Re: N.Y. Ins. Law § 2324(a) (McKinney 2001-2002 Interim Pocket Part) and free phone card

Question Presented:

If a property/casualty insurance company (hereinafter "insurer") were to give its insureds a phone card that has the name and address of the insurer printed on the front, does the phone card qualify under the N.Y. Ins. Law § 2324(a) (McKinney 2001-2002 Interim Pocket Part) "keepsake" exception for an "article of merchandise" not exceeding $15 in value?

Conclusion:

The phone card does not qualify as an "article of merchandise"1 pursuant to the "keepsake" exception of § 2324(a).

Facts:

The insurer would like to give its insureds a phone card, which provides ten minutes of free calling anywhere in the continental United States. The insurer's name and address would be printed on the front of the phone card. The cost of the card is approximately $1.24. It is not clear whether the cost is the insurer's cost or whether the cost is the retail value of the phone card.

Analysis:

N.Y. Ins. Law § 2324(a) (McKinney 2001-2002 Interim Pocket Part) is quoted in pertinent part below:

No authorized insurer, no licensed insurance agent, no licensed insurance broker, and no employee or other representative of any such insurer, agent or broker shall make, procure or negotiate any contract of insurance other than as plainly expressed in the policy or other written contract issued or to be issued as evidence thereof, or shall directly or indirectly . . . pay or allow or offer to pay or allow to the insured . . . either as an inducement to the making of insurance or after the insurance has been effected . . . any special favor or advantage in the dividends or other benefit to accrue thereon, or shall give or offer to give any valuable consideration or inducement of any kind, directly or indirectly, which is not specified in such policy or contract, other than any article of merchandise not exceeding fifteen dollars in value which shall have conspicuously stamped or printed thereon the advertisement of the insurer, agent or broker . . . nor shall the insured, his agent or representative knowingly receive directly or indirectly, any such rebate or special favor or advantage . . . ." (Emphasis added)

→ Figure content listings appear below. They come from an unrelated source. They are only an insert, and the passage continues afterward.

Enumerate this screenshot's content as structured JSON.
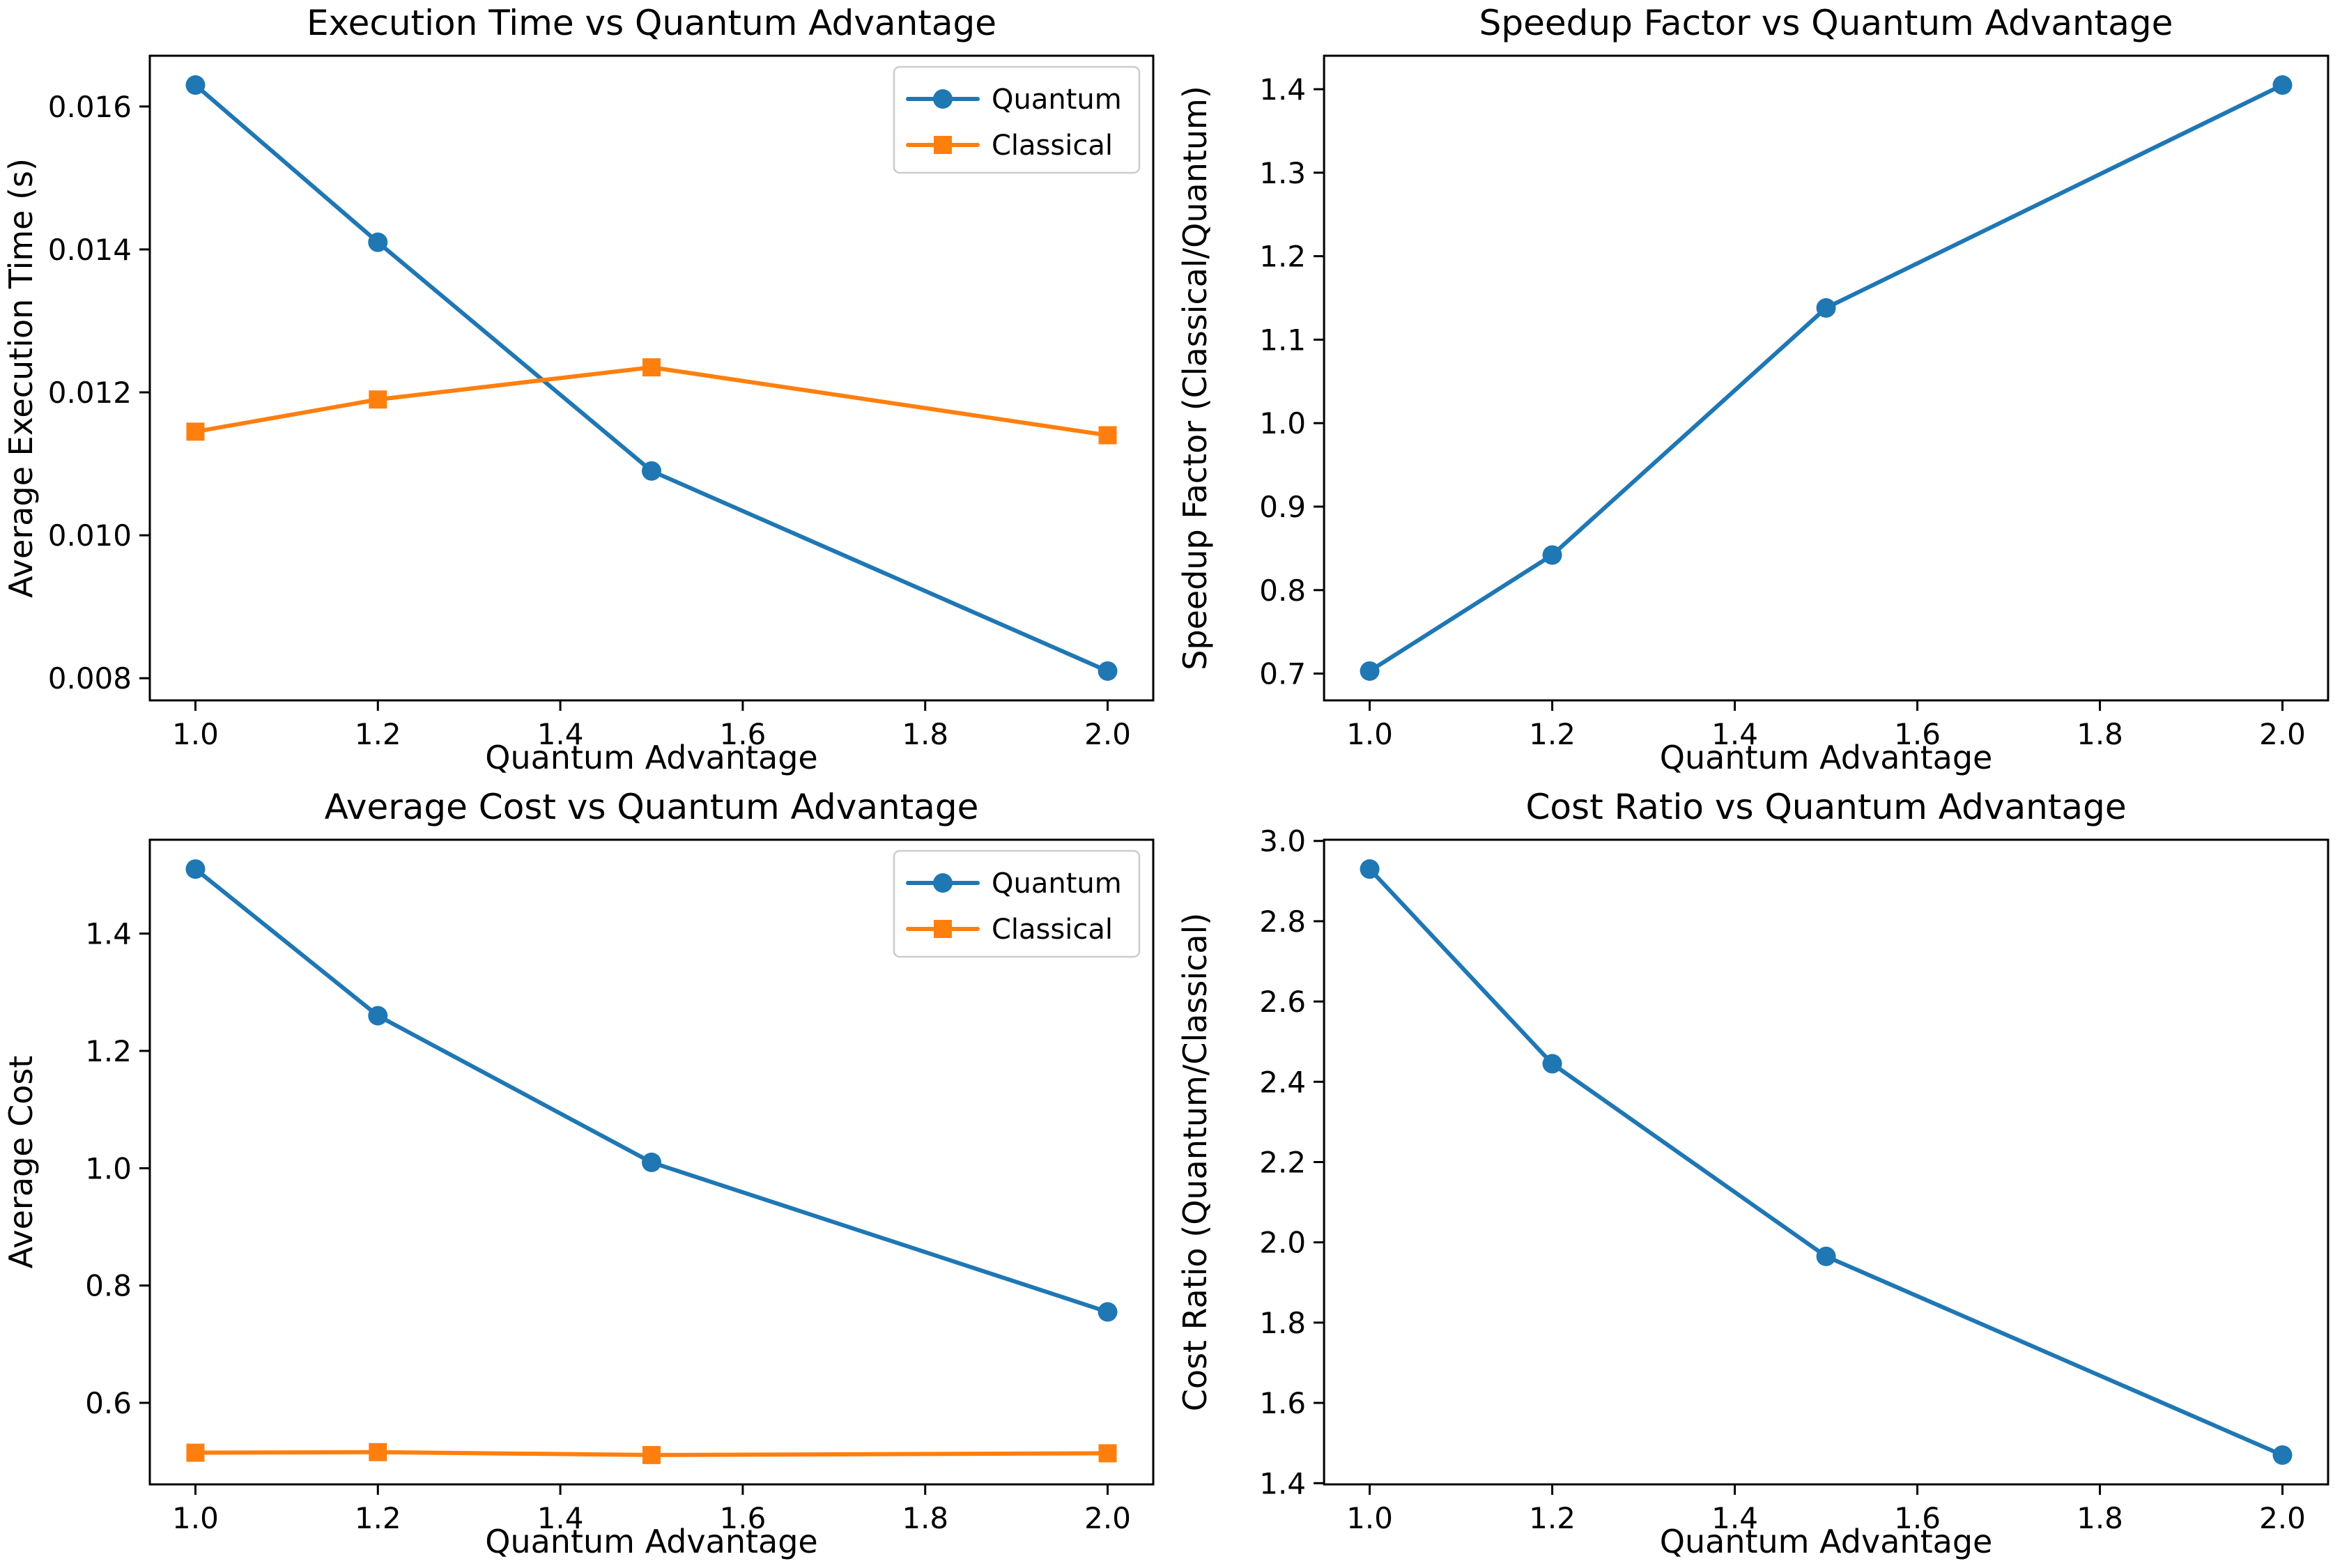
{
  "figure": {
    "background": "#ffffff",
    "text_color": "#000000",
    "axis_color": "#000000",
    "accent_blue": "#1f77b4",
    "accent_orange": "#ff7f0e"
  },
  "chart_data": [
    {
      "id": "execution-time",
      "type": "line",
      "title": "Execution Time vs Quantum Advantage",
      "xlabel": "Quantum Advantage",
      "ylabel": "Average Execution Time (s)",
      "x": [
        1.0,
        1.2,
        1.5,
        2.0
      ],
      "series": [
        {
          "name": "Quantum",
          "color": "#1f77b4",
          "marker": "circle",
          "values": [
            0.0163,
            0.0141,
            0.0109,
            0.0081
          ]
        },
        {
          "name": "Classical",
          "color": "#ff7f0e",
          "marker": "square",
          "values": [
            0.01145,
            0.0119,
            0.01235,
            0.0114
          ]
        }
      ],
      "xlim": [
        0.95,
        2.05
      ],
      "ylim": [
        0.00769,
        0.01671
      ],
      "xticks": {
        "values": [
          1.0,
          1.2,
          1.4,
          1.6,
          1.8,
          2.0
        ],
        "labels": [
          "1.0",
          "1.2",
          "1.4",
          "1.6",
          "1.8",
          "2.0"
        ]
      },
      "yticks": {
        "values": [
          0.008,
          0.01,
          0.012,
          0.014,
          0.016
        ],
        "labels": [
          "0.008",
          "0.010",
          "0.012",
          "0.014",
          "0.016"
        ]
      },
      "legend": {
        "show": true,
        "position": "upper right",
        "entries": [
          "Quantum",
          "Classical"
        ]
      },
      "grid": false
    },
    {
      "id": "speedup-factor",
      "type": "line",
      "title": "Speedup Factor vs Quantum Advantage",
      "xlabel": "Quantum Advantage",
      "ylabel": "Speedup Factor (Classical/Quantum)",
      "x": [
        1.0,
        1.2,
        1.5,
        2.0
      ],
      "series": [
        {
          "color": "#1f77b4",
          "marker": "circle",
          "values": [
            0.703,
            0.842,
            1.138,
            1.405
          ]
        }
      ],
      "xlim": [
        0.95,
        2.05
      ],
      "ylim": [
        0.6679,
        1.4401
      ],
      "xticks": {
        "values": [
          1.0,
          1.2,
          1.4,
          1.6,
          1.8,
          2.0
        ],
        "labels": [
          "1.0",
          "1.2",
          "1.4",
          "1.6",
          "1.8",
          "2.0"
        ]
      },
      "yticks": {
        "values": [
          0.7,
          0.8,
          0.9,
          1.0,
          1.1,
          1.2,
          1.3,
          1.4
        ],
        "labels": [
          "0.7",
          "0.8",
          "0.9",
          "1.0",
          "1.1",
          "1.2",
          "1.3",
          "1.4"
        ]
      },
      "legend": {
        "show": false
      },
      "grid": false
    },
    {
      "id": "average-cost",
      "type": "line",
      "title": "Average Cost vs Quantum Advantage",
      "xlabel": "Quantum Advantage",
      "ylabel": "Average Cost",
      "x": [
        1.0,
        1.2,
        1.5,
        2.0
      ],
      "series": [
        {
          "name": "Quantum",
          "color": "#1f77b4",
          "marker": "circle",
          "values": [
            1.51,
            1.26,
            1.01,
            0.755
          ]
        },
        {
          "name": "Classical",
          "color": "#ff7f0e",
          "marker": "square",
          "values": [
            0.515,
            0.516,
            0.511,
            0.514
          ]
        }
      ],
      "xlim": [
        0.95,
        2.05
      ],
      "ylim": [
        0.461,
        1.56
      ],
      "xticks": {
        "values": [
          1.0,
          1.2,
          1.4,
          1.6,
          1.8,
          2.0
        ],
        "labels": [
          "1.0",
          "1.2",
          "1.4",
          "1.6",
          "1.8",
          "2.0"
        ]
      },
      "yticks": {
        "values": [
          0.6,
          0.8,
          1.0,
          1.2,
          1.4
        ],
        "labels": [
          "0.6",
          "0.8",
          "1.0",
          "1.2",
          "1.4"
        ]
      },
      "legend": {
        "show": true,
        "position": "upper right",
        "entries": [
          "Quantum",
          "Classical"
        ]
      },
      "grid": false
    },
    {
      "id": "cost-ratio",
      "type": "line",
      "title": "Cost Ratio vs Quantum Advantage",
      "xlabel": "Quantum Advantage",
      "ylabel": "Cost Ratio (Quantum/Classical)",
      "x": [
        1.0,
        1.2,
        1.5,
        2.0
      ],
      "series": [
        {
          "color": "#1f77b4",
          "marker": "circle",
          "values": [
            2.93,
            2.445,
            1.965,
            1.47
          ]
        }
      ],
      "xlim": [
        0.95,
        2.05
      ],
      "ylim": [
        1.397,
        3.003
      ],
      "xticks": {
        "values": [
          1.0,
          1.2,
          1.4,
          1.6,
          1.8,
          2.0
        ],
        "labels": [
          "1.0",
          "1.2",
          "1.4",
          "1.6",
          "1.8",
          "2.0"
        ]
      },
      "yticks": {
        "values": [
          1.4,
          1.6,
          1.8,
          2.0,
          2.2,
          2.4,
          2.6,
          2.8,
          3.0
        ],
        "labels": [
          "1.4",
          "1.6",
          "1.8",
          "2.0",
          "2.2",
          "2.4",
          "2.6",
          "2.8",
          "3.0"
        ]
      },
      "legend": {
        "show": false
      },
      "grid": false
    }
  ]
}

The insurer's proposal to give its insureds the phone card after the insurance has been effected would be valuable consideration not plainly expressed in the policy. Thus, after the insurance has been effected the insurer would give its insureds an inducement to renew the customer relationship when the policy period ends. Moreover, after the insurance has been effected the insurer's insureds would knowingly receive a special favor or advantage. Therefore, unless the phone card would qualify as an "article of merchandise" not exceeding $15 in retail value, the insurer and its insureds would violate § 2324(a).

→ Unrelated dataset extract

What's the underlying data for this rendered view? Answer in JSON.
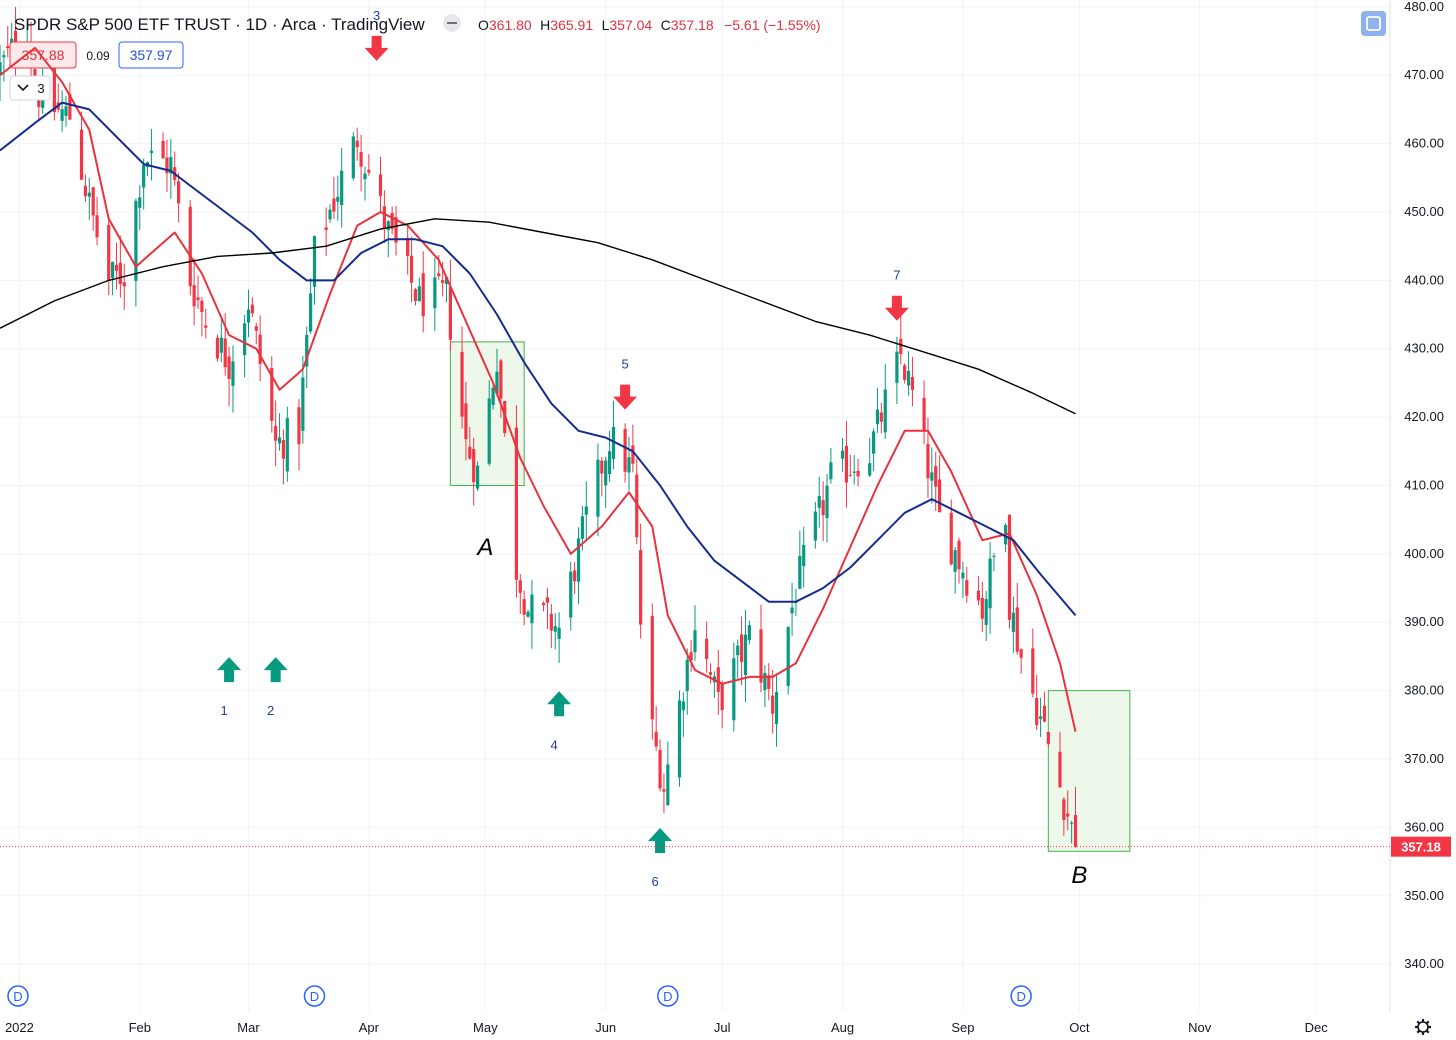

The "article of merchandise" that § 2324(a) contemplates is a "keepsake", not exceeding $15 in retail value, that is designed to keep the name of the insurer or producer before the customer through the embossing of the insurer's or producer's name. It is typical that a phone card is used shortly after receipt in exchange for calling and then would be discarded. Thus, the phone card does not qualify as an "article of merchandise" pursuant to the "keepsake" exception of § 2324(a).

The above opinion is informal and not binding on any court. For further information you may contact Senior Attorney Robert Freedman at the New York City Office.


1Note that if the phone card were an "article of merchandise" pursuant to the "keepsake" exception of § 2324(a) its "value" could not exceed $15. The Office of General Counsel has consistently construed compliance with the "value" element of the "keepsake" exception to be retail value.